Iles has been the Anne & Joel Ehrenkranz Curator of film and video at the Whitney Museum of American Art since 1997.
At the Museum, Iles has organized retrospectives of Dan Graham,[5] Claes Oldenburg,[6] Paul McCarthy,[7] Alan Michelson, Sharon Hayes, Jack Goldstein, and thematic group exhibitions Into the Light: The Projected Image in American Art 1964 – 1977, Riverrun, Dreamlands: Immersive Cinema and Art, as well as co-curating both the 2004[8] and 2006[9] Whitney Biennial exhibitions.
In 2001, Iles curated Into the Light: The Projected Image in American Art 1964 – 1977, the first survey exhibition of historical film and video installation in America.
The exhibition was met with broad critical acclaim; frieze's Michael Wilson called it a "triumph", lauding the "gutsy attempt by the museum's curator of film and video, Chrissie Iles, to make newly visible a critical period in the development of a now commonplace form" and pulling "off the seemingly impossible by allowing illusion to retain its power while simultaneously revealing its source.

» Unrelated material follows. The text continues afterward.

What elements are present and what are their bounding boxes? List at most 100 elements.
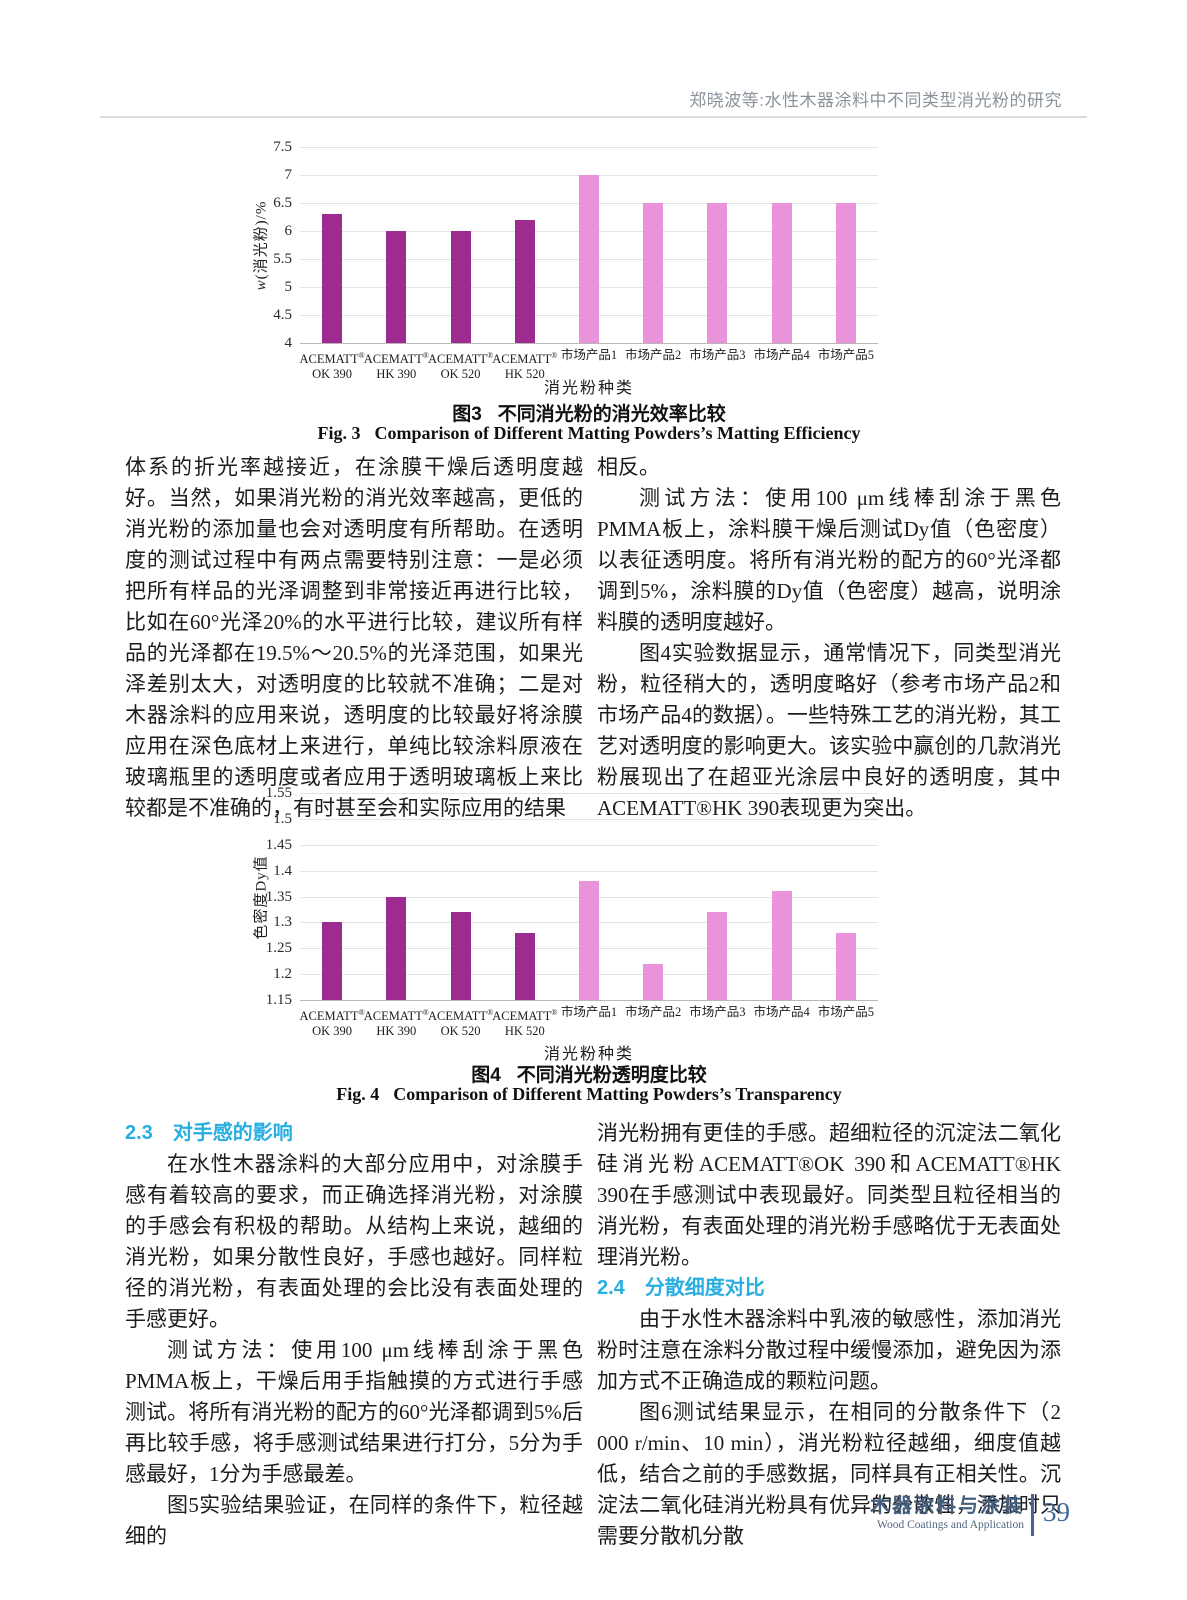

[13] Iles has published and lectured at academic and arts institutions, including the Wexner Center for the Arts, the Whitney Independent Study Program, NYU, the Rhode Island School of Design, the School of Visual Arts—where she is on the Faculty of the Curatorial Practice Masters program[14]—and Columbia University, where she is also a visiting professor.